For the next week, I enjoyed my time exploring deserted beaches, searching for flamingos, and fishing. The peaceful setting felt remarkably safe amid ongoing global concerns about COVID-19.
Safety measures and reopening
Cuba’s efforts to manage the pandemic and ensure safe tourism are commendable. While I visited, six hotels were operational, with additional tourist zones like Cayo Santa María and Varadero slated to open soon.
Hotels are well staffed with medical professionals, equipped with sanitization supplies, and adhere strictly to health protocols.
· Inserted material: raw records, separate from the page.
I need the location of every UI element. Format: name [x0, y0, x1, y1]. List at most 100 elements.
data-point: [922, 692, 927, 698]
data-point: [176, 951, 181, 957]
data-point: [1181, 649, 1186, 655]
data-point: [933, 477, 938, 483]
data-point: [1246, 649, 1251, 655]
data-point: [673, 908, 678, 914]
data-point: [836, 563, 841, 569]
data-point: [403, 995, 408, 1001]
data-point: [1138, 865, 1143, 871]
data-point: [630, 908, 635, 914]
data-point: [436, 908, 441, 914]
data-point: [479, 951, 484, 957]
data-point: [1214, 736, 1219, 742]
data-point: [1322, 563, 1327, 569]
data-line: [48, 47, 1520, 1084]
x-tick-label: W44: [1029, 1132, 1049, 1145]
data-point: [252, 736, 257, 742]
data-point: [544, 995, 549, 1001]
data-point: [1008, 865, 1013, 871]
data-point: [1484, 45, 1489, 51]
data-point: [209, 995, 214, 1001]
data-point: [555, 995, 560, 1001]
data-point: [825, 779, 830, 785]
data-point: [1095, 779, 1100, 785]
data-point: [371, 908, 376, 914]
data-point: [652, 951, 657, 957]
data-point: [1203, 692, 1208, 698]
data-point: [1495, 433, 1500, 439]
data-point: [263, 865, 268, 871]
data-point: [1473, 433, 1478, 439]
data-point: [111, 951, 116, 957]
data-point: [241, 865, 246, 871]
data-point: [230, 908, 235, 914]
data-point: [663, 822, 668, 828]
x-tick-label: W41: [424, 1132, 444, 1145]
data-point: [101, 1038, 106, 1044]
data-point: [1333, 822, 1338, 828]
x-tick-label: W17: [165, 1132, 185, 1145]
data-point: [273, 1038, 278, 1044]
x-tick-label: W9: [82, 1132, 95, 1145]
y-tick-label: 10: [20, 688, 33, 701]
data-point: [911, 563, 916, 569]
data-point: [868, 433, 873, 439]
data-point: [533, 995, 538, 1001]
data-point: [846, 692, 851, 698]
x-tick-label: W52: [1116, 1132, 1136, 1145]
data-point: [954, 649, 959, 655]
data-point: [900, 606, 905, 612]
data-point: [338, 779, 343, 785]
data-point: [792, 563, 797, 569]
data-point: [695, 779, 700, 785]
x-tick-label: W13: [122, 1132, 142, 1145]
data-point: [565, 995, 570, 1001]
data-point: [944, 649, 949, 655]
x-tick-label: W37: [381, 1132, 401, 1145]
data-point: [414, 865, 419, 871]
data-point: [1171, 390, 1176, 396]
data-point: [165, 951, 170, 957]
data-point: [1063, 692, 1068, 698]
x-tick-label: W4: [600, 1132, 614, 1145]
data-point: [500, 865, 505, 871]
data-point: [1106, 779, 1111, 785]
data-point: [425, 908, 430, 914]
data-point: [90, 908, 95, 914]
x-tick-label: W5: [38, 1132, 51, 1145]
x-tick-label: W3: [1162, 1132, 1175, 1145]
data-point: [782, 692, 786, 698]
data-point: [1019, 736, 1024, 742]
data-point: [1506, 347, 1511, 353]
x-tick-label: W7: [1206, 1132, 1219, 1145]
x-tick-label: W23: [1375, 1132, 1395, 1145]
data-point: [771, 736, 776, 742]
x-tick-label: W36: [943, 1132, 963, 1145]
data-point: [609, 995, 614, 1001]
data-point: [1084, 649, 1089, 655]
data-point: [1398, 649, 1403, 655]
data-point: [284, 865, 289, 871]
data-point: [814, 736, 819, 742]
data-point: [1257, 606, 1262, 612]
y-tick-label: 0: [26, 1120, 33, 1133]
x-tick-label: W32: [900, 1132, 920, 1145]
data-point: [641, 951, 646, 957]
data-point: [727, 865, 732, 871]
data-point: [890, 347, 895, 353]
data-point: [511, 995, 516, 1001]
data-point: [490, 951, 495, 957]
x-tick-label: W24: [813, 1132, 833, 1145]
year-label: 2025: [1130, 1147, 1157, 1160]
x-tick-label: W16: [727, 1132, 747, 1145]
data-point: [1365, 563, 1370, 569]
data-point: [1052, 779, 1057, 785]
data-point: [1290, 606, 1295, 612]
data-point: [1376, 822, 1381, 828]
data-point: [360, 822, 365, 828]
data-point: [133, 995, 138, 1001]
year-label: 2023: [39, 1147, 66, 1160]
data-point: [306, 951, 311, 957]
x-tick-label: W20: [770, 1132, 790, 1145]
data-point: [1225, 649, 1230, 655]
While no system can guarantee complete safety, Cuba’s reopening has proven relatively low-risk, with very few reported cases.
Traveling to Cuba
TUI Group has resumed flights from the UK to Cuba, with travelers required to book full hotel packages and remain within resort zones. Meanwhile, Air Canada Vacations operates weekly flights from Toronto and Montreal, with other airlines such as Westjet and Sunwing set to follow suit.
Currently, Havana remains closed to international visitors, with no specific reopening date announced. However, interest in returning to Cuba is on the rise, with opportunities for a safe and welcoming experience.